I've thought it over, and I don't believe I have a right to control what other people watch or say besides myself, and my children. Even when you want to watch or say things that I believe are wrong. (And there are a lot of things I believe it is wrong to watch or say.) Therefore, the government, since it is allegedly acting as my representative, can have no authority from me, even by vote, to control what you watch or say. If they think they have such authority, I don't know where they got it.
Meanwhile, I'll raise my children with my values, despite what the rest of you guys do. And I'll even take opportunities to discuss and advocate my values. But I don't have the authority to impose them. Looking at the official rhetoric coming out of these two political leaders, I know who is closer to me on the issue, at least in thought about what the ideal should be, versus who believes the government can take any action they want in order to please a subset of its citizens.
Re:Control
jdavidb on 2005-03-16T15:39:31
I don't understand this at all. The government has no authority to act if YOU don't believe in what they are doing?
I guess my argument wasn't clear.
:) Sounds like I came across as saying, "If I don't believe it is right for the government to do X, then the government has no authority to do X." Which would be begging the question. What I was trying to say was, "I don't believe that I as an individual have the right to do X. Therefore, since the government derives its authority by delegation of its citizens, it does not possess the right to do X since it cannot have been delegated by me (or anyone else)."
I'm probably not offering a new argument you haven't heard before. Just asserting the libertarian belief that government cannot assume powers that its citizens do not possess.
In this specific argument, I'm applying that principle to free speech rights. I'm saying I don't have the right to censor, as many liberals seem to think conservatives desire to do, and so I don't believe my government possesses that right either, and that I cannot in conscience justify a vote or an attempt to otherwise influence my government to censor, and that I don't believe even a vote would legitimize such an action.
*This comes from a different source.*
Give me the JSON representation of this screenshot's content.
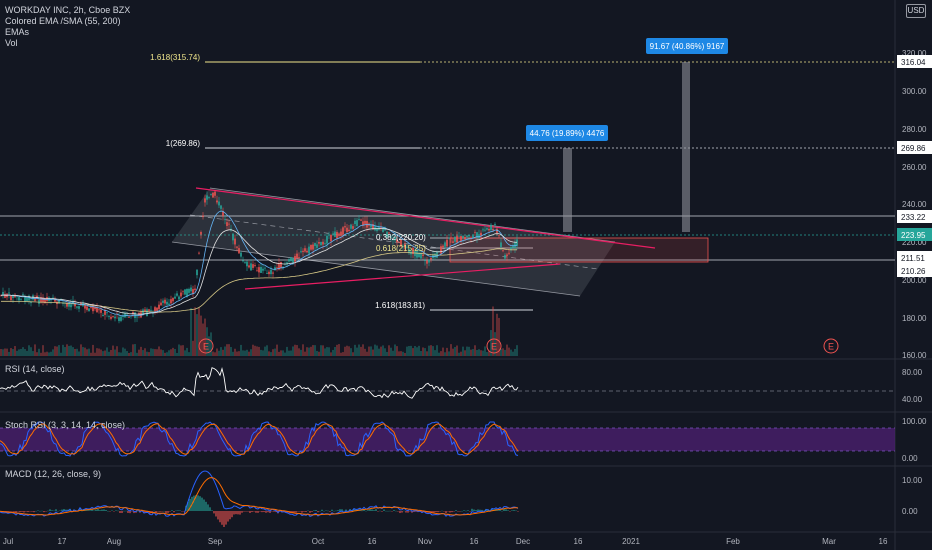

I recognize that the current state of the airwaves being administered as public property complicates this issue, but I left that complexity out of my post because I mainly just wanted to be pointing out that the sides appear to be swapped here from what liberal assumptions would lead one to expect. The goal was to say, "Hey, liberals and anti-Bush folks! Are you sure your statements about conservatives wanting to stifle free speech are true?"
Re:Control
pudge on 2005-03-16T16:19:03
"I don't believe that I as an individual have the right to do X. Therefore, since the government derives its authority by delegation of its citizens, it does not possess the right to do X since it cannot have been delegated by me (or anyone else)."
Ah. Well, I don't buy that at all, either. People collectively have more authority than they have individually. The authority to make war, for example.
In the case of censorship of the airwaves: they are a public trust regulated by the government. If the government does not have the right to censor because you do not have the right to censor, then the government also does not have the right to regulate for the same reason, which means that pirate broadcasters cannot be prevented from hijacking your local NBC affiliate's signal tonight, preventing you from watching The West Wing.
The case for video games is even easier. As a parent, you have the natural right to tell a company they cannot sell a product to your child. The government therefore also has that right, according to your theory.
Re:Control
jdavidb on 2005-03-16T17:12:27
As for the authority to make war, people individually have the right to act in their defense, and the authority to make war derives from that.
As for parental authority, yes I have the right to forbid a company from selling a product to my child, but I do not have the right to forbid a company from selling a product to anybody else's child.
Re:Control
pudge on 2005-03-16T17:31:31
As for parental authority, yes I have the right to forbid a company from selling a product to my child, but I do not have the right to forbid a company from selling a product to anybody else's child.
But you cannot enforce you right to forbid that company from selling to your child without the government's aid. So unless you have a way to determine how companies could figure out which kids to sell to and which not to, the government has to make a choice: help you enforce your right, or don't.
Re:Control
jdavidb on 2005-03-16T19:24:28
But you cannot enforce you right to forbid that company from selling to your child without the government's aid.
I'm not sure we share that axiom.
Re:Control
pudge on 2005-03-16T19:30:46
How do you figure you can stop a company from selling to your child without the government's aid? At gunpoint?